Se detuvo frente a una ventana para mirar los jardines perfectamente ordenados de Pemberley. El temor al escándalo le había obligado a guardar silencio antes. Sí, había salvado a Georgiana y había protegido celosamente el apellido Darcy, pero se había contentado con eso. Él conocía a Wickham, sabía el tipo de hombre en que se había convertido, y si había podido utilizar así a Georgiana, no tendría ningún problema en seducir a otras muchachas ¿Quién sabía a qué otras jovencitas había engañado o seducido aquel canalla? Pero Darcy se había sentido satisfecho con defender lo suyo y no se había preocupado por defender lo de los demás. ¡Y aquél era el resultado! La familia de Elizabeth sólo era el caso más reciente, pero el hecho de que la perjudicada fuera la familia de la mujer que él amaba y a quien le debía tanto hizo que su negligencia pareciera incluso peor. Respiró profundamente. El único camino posible para resolver el asunto a favor de los Bennet era el matrimonio. Una solución menos satisfactoria sería recluir a la muchacha en un lugar respetable pero apartado y la cárcel o un regimiento en el extranjero para Wickham. Y cualquiera de las dos soluciones requeriría recursos financieros y contactos mucho más amplios que los del padre o el tío de Elizabeth podrían poseer.

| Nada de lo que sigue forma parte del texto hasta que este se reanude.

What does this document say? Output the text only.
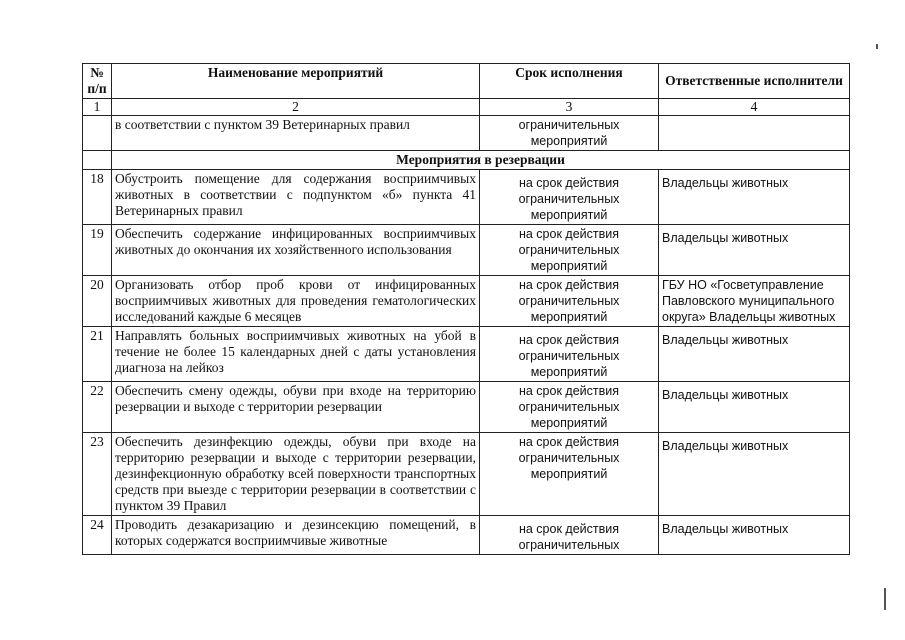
№ п/п	Наименование мероприятий	Срок исполнения	Ответственные исполнители
1	2	3	4
	в соответствии с пунктом 39 Ветеринарных правил	ограничительных мероприятий	
	Мероприятия в резервации		
18	Обустроить помещение для содержания восприимчивых животных в соответствии с подпунктом «б» пункта 41 Ветеринарных правил	на срок действия ограничительных мероприятий	Владельцы животных
19	Обеспечить содержание инфицированных восприимчивых животных до окончания их хозяйственного использования	на срок действия ограничительных мероприятий	Владельцы животных
20	Организовать отбор проб крови от инфицированных восприимчивых животных для проведения гематологических исследований каждые 6 месяцев	на срок действия ограничительных мероприятий	ГБУ НО «Госветуправление Павловского муниципального округа» Владельцы животных
21	Направлять больных восприимчивых животных на убой в течение не более 15 календарных дней с даты установления диагноза на лейкоз	на срок действия ограничительных мероприятий	Владельцы животных
22	Обеспечить смену одежды, обуви при входе на территорию резервации и выходе с территории резервации	на срок действия ограничительных мероприятий	Владельцы животных
23	Обеспечить дезинфекцию одежды, обуви при входе на территорию резервации и выходе с территории резервации, дезинфекционную обработку всей поверхности транспортных средств при выезде с территории резервации в соответствии с пунктом 39 Правил	на срок действия ограничительных мероприятий	Владельцы животных
24	Проводить дезакаризацию и дезинсекцию помещений, в которых содержатся восприимчивые животные	на срок действия ограничительных	Владельцы животных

¡Y luego estaba Elizabeth! Darcy sintió que se le cortaba la respiración. La cabeza y el corazón se le llenaron de tanta nostalgia que se sintió a punto de perder la razón. Las posibilidades de que Elizabeth contrajera un matrimonio ventajoso siempre habían sido escasas. Pero ahora las perspectivas eran nulas. La idea de verla como la esposa de otro hombre siempre había sido muy difícil de contemplar, pero ahora era improbable que le esperara algún tipo de felicidad en el futuro. Cerró los ojos para no pensar en los deseos del pasado, que la envolverían entre sus brazos protectores. ¡Debía pensar con claridad!
Tanto ella como sus hermanas, se dijo Darcy, obligándose a retomar el tema que lo ocupaba, se verían forzadas a casarse con hombres de clase inferior, si es que lograban casarse y podían encontrar hombres respetables que aceptaran pasar por alto la desgracia de la familia. Sin poder controlarse, se imaginó a Elizabeth como la esposa de algún granjero o empleado pobre, luchando diariamente, con una existencia difícil que acabaría con toda su vivacidad. Hizo rechinar sus dientes, reclinando la frente contra el frío cristal de la ventana. Trató de deshacerse de esa imagen con un rugido, pero la visión permaneció en su mente, convirtiendo a Elizabeth en la sombra de la mujer que podría haber sido. ¡Eso casi le hizo enloquecer! Y también lo impulsó a tomar una decisión. Dio media vuelta y observó el estudio como si todo Pemberley estuviera ante sus ojos. ¡No, no iba a desentenderse de la desgracia de Elizabeth! Si con su fortuna podía conseguir una solución aceptable y darle a ella una oportunidad de ser feliz, quizá pudiera usar su prestigio con el hombre adecuado —pensó enseguida en el tío de Elizabeth— para superar las objeciones a su participación.